Entretanto, a oposição cada vez mais violenta do Congresso Nacional Africano levou o governo do presidente Frederick de Klerk a revogar as leis do Apartheid: oficialmente deixou de haver o Apartheid (1991).²

Um plebiscito, no ano seguinte, aprovou, por maioria de votos, as decisões governamentais.

Mesmo assim, continuou instável a situação do país:
- a crise econômica permaneceu:
- aumentou a violência da organização branca neonazista Movimento de Resistência Africânder, com suas milícias fardadas de cáqui, usando a suástica e a saudação nazista;
- articularam-se organizações e partidos negros defensores de uma democracia baseada no princípio de um-homem-um-voto e na aprovação de nova Constituição.

Em 1994, Nelson Mandela, velho militante negro, foi eleito presidente da República, sendo formado um ministério de conciliação nacional.

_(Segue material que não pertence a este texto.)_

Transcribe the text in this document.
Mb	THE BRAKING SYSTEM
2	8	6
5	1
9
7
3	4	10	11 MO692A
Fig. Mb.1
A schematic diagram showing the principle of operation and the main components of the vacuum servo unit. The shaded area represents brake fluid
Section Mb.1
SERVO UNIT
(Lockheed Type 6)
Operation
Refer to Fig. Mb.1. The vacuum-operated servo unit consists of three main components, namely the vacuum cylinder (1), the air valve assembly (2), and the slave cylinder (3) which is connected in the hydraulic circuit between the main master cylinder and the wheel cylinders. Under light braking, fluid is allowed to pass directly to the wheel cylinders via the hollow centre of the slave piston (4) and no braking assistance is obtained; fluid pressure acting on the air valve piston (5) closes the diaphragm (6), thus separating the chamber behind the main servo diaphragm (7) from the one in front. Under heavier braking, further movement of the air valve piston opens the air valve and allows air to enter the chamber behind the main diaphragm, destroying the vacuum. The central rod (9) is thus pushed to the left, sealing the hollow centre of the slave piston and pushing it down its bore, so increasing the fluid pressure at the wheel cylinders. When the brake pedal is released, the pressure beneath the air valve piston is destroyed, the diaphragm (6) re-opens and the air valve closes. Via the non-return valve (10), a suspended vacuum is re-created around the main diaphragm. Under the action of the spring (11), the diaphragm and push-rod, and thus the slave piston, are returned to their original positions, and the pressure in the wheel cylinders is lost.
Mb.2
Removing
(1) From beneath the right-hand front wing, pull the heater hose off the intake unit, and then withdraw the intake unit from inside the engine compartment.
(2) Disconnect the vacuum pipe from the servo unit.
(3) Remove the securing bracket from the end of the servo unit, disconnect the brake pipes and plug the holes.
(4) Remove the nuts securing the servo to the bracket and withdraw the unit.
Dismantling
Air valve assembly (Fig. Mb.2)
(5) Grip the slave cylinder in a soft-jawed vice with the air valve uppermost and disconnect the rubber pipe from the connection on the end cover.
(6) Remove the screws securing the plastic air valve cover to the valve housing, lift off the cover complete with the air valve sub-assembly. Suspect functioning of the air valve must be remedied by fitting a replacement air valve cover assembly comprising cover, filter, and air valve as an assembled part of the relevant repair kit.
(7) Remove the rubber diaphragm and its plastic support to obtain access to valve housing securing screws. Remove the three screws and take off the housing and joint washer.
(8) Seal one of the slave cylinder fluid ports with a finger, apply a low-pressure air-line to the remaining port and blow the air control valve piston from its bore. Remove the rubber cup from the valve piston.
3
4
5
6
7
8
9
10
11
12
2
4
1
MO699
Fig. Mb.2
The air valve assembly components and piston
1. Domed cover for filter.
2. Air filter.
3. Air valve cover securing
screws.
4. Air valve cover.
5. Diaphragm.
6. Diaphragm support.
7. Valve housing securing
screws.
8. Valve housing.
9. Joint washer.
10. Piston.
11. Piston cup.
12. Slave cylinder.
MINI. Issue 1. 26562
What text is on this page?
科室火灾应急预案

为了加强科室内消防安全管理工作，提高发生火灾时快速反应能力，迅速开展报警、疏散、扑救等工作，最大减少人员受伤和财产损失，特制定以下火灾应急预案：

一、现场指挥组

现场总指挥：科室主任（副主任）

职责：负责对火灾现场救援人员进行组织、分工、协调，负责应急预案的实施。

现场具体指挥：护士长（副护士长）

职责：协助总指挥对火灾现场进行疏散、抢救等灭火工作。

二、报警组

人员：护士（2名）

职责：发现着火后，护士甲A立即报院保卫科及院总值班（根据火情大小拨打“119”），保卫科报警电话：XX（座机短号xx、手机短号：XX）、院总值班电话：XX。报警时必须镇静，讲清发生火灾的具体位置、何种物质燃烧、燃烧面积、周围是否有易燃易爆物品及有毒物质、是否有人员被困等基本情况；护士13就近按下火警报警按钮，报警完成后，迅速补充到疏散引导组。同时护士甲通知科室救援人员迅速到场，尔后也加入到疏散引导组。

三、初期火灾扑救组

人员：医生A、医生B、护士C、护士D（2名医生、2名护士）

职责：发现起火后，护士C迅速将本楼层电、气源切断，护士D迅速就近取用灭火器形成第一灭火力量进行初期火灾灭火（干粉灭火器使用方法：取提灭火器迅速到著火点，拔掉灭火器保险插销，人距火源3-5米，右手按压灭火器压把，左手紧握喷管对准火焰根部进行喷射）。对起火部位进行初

Desistindo de concorrer à reeleição, Mandela foi sucedido, em 1999, por Thabo Mbeki, também do CNA.

² “De qualquer forma os negros puderam votar e, principalmente, locomover-se livremente pelo país, geralmente em busca de empregos e melhores condições de vida. Por esta razão surgiram enormes favelas junto às grandes cidades, mostrando uma pobreza que estava oculta em regiões afastadas onde as “comunidades tribais” eram obrigadas a permanecer. Mas houve melhorias, apesar do alto índice de desemprego, pois o acesso à saúde, à educação, à eletricidade e, gradativamente, à moradia está sendo conquistado. Contudo, inegavelmente, há frustração pela falta de emprego, desigualdade social (agora há termo de comparação) e o resultado é o aumento da criminalidade, especialmente juvenil.

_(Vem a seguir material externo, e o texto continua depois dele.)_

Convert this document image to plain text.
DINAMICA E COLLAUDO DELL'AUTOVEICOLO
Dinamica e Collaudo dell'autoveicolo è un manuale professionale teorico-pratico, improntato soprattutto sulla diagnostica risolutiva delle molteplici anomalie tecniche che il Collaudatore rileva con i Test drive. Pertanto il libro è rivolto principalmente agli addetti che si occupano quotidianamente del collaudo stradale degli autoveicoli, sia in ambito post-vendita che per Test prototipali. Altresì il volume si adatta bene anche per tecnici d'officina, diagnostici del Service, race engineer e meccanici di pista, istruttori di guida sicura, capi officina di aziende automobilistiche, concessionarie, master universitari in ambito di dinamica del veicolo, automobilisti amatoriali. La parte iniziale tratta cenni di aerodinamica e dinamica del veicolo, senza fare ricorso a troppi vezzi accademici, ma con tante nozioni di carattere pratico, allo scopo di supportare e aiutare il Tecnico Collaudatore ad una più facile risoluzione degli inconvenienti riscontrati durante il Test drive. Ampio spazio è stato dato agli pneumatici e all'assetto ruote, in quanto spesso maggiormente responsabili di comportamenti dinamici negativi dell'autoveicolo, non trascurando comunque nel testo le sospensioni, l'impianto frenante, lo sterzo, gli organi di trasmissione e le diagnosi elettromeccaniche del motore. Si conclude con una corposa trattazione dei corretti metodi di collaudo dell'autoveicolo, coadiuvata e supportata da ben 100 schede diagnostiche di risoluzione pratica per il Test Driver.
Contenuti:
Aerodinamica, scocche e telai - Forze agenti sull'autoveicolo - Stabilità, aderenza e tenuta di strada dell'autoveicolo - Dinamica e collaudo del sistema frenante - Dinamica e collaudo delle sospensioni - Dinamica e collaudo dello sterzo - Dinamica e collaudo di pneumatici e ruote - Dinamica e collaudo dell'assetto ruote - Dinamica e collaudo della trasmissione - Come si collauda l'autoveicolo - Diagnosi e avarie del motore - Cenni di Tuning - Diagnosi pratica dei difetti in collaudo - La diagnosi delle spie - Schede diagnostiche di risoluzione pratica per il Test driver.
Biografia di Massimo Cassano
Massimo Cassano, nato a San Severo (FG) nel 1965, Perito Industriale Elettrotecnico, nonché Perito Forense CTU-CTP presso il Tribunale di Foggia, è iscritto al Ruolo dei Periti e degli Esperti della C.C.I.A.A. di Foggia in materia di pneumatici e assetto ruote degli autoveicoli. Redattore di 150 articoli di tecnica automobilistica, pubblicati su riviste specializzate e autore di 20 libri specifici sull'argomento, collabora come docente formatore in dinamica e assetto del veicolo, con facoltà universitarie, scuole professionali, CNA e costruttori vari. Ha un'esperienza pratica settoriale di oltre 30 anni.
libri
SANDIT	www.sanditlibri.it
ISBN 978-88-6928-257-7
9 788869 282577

O país também recebe muitos imigrantes das regiões mais pobres da África, o que complica a situação e cria “bodes expiatórios” para os descontentes e forças políticas que buscam a instabilidade. Há um processo de Black empowerment, um programa governamental destinado a aumentar a presença dos negros nos negócios e na administração. Mas o que isto gerou até agora foi a formação de uma pequena elite negra, claramente cooptada pelo modo de vida dos antigos senhores, como o rico cinema sul-africano tem mostrado.

Embora a situação interna sul-africana seja complicada, especialmente quanto aos problemas sociais que afetam a maioria negra, começa a esboçar-se uma área de integração na África Austral em torno da “nova” África do Sul. O processo de paz traz implícita a integração econômica da região, permitindo virtualmente uma maior estabilidade social e diplomática, bem como uma inserção internacional menos onerosa desta área no movimento de globalização econômica em curso.” VISENTINI, Paulo Fagundes [et al]. História da África e dos Africanos. Petrópolis: Vozes, 2013. p. 152-153.


AQUINO, Rubim Santos Leão de [et al]. História das sociedades: das sociedades modernas às sociedades atuais. Rio de Janeiro: Imperial Novo Milênio, 2010. p. 584-585.
BLAINEY, Geoffrey. Uma breve história do século XX. São Paulo: Fundamento Educacional, 2011. p. 188-189.
VISENTINI, Paulo Fagundes [et al]. História da África e dos Africanos. Petrópolis: Vozes, 2013. p. 152-153.